MIMICKING THE PHOTOSYNTHETIC TRIPLET ENERGY-TRANSFER RELAY

In the reaction centers of photosynthetic organisms, chlorophyll triplet states are sometimes formed by recombination of charge-separated intermediates. These triplets are excellent sensitizers for singlet oxygen formation. Carotenoid polyenes can provide photoprotection from singlet oxygen generation by rapidly quenching chlorophyll triplet states via triplet-triplet energy transfer. Because in bacteria the reaction center carotenoid is not located adjacent to the bacteriochlorophyll special pair, which is the origin of the charge separation, it has been postulated that quenching may occur via a triplet relay involving an intermediate chlorophyll monomer.
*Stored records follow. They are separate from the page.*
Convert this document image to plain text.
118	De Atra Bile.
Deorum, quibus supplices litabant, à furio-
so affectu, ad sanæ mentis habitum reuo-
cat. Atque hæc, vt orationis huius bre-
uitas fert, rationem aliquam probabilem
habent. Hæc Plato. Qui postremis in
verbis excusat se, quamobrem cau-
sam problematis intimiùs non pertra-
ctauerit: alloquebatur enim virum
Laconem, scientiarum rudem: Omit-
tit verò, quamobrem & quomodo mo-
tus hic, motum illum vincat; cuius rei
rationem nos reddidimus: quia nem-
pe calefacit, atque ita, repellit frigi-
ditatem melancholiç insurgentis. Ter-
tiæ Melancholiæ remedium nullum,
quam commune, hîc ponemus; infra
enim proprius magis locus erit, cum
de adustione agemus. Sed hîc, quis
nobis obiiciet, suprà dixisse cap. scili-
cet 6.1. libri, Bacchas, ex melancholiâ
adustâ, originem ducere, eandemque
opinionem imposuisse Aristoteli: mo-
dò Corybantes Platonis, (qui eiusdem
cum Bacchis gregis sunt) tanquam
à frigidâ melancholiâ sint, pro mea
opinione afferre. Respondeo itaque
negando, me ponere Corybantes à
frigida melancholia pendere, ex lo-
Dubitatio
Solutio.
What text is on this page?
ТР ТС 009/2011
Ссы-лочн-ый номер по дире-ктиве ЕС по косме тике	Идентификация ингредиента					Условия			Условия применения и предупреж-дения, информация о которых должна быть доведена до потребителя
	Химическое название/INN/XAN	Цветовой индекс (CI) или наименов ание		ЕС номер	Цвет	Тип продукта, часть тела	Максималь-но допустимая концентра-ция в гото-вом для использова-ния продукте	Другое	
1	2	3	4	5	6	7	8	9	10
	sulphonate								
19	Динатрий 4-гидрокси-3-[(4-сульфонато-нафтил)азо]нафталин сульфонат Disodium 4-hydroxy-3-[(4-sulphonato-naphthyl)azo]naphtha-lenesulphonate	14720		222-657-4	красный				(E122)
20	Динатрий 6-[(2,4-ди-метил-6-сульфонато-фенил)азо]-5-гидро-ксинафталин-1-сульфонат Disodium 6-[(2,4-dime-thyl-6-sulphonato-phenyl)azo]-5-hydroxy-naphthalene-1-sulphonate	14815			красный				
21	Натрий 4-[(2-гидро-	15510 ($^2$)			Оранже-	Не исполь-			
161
We now report the synthesis and spectroscopic study of a covalently linked carotenoid (C)-porphyrin (P)-pyropheophorbide (Ppd) triad molecule which mimics this triplet relay. The pyropheophorbide singlet-state C-P-1Ppd (generated by direct excitation or energy transfer from the attached porphyrin) undergoes intersystem crossing to the triplet C-P-3Ppd. In oxygen-free solutions, this triplet decays to 3C-P-Ppd through a triplet-transfer relay involving an intermediate C-3P-Ppd species. In aerated solutions, quenching of C-p-3Ppd by the attached carotenoid competes with singlet oxygen sensitization and thus provides a degree of photoprotection. In a similar triad containing a zinc porphyrin moiety, triplet transfer is slow due to the higher energy of the C-3P(Zn)-Ppd intermediate, and photoprotection via the relay is nonexistent. The triplet relay ceases to function at low temperatures in both the natural and biomimetic cases due to the endergonicity of the first step.